Samples were measured on both the predicate device (STA® Liatest® VWF:Ag on the STA R Max® analyzer) as well as on the proposed device (the vWF Ag assay on the Sysmex® CS-2500 analyzer). The samples tested ensured the intended use population was tested. Results were compared by Passing-Bablok regression analysis. Results from each application met the predetermined acceptance criteria. The following summary of Passing-Bablok regression shows that the proposed and predicate devices provide equivalent results when used in a clinical setting.
| Method Comparison Results (Passing-Bablok Regression):
Proposed Device = vWF Ag on the Sysmex® CS-2500 analyzer and
| Predicate Device = STA® Liatest® VWF:Ag on the STA R Max® analyzer | |||
|---|---|---|---|
| Site 1 | Site 2 | Site 3 | Sites Combined |
| N = 107 | N = 115 | N = 117 | N = 339 |
| y = 1.07x - 4.67% of norm | y = 1.07x - 5.56% of norm | y = 0.99x - 4.36% of norm | y =1.04x - 4.60% of norm |
| r = 0.996 | r = 0.972 | r = 0.978 | r = 0.982 |
| (r2 = 0.992) | (r2 = 0.944) | (r2 = 0.956) | (r2 = 0.965) |
8. Conclusion
The non-clinical and clinical data support the safety of the proposed device, the vWF Ag assay.
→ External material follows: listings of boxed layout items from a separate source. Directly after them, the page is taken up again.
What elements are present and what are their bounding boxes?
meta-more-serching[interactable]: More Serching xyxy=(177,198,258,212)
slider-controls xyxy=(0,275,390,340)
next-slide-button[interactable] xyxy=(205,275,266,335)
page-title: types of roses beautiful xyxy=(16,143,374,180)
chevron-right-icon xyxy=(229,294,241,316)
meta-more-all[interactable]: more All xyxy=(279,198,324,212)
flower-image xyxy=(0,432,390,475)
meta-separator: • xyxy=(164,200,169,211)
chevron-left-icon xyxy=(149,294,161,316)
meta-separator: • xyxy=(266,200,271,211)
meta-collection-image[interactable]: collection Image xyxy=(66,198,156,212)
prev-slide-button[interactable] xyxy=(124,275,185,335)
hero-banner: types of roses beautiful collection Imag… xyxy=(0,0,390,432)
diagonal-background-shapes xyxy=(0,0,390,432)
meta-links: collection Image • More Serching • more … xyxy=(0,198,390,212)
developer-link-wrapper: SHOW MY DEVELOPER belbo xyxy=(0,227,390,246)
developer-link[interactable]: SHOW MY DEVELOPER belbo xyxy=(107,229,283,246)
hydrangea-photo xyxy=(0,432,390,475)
The clinical data demonstrates that the vWF Ag assay on the SYSMEX® CS-2500 analyzer performs comparably to the predicate device (STA® Liatest® VWF:Ag on the STA R Max®) that is currently marketed for the same intended use.
The data submitted for this premarket notification demonstrates that the device raises no concerns with regard to safety and effectiveness.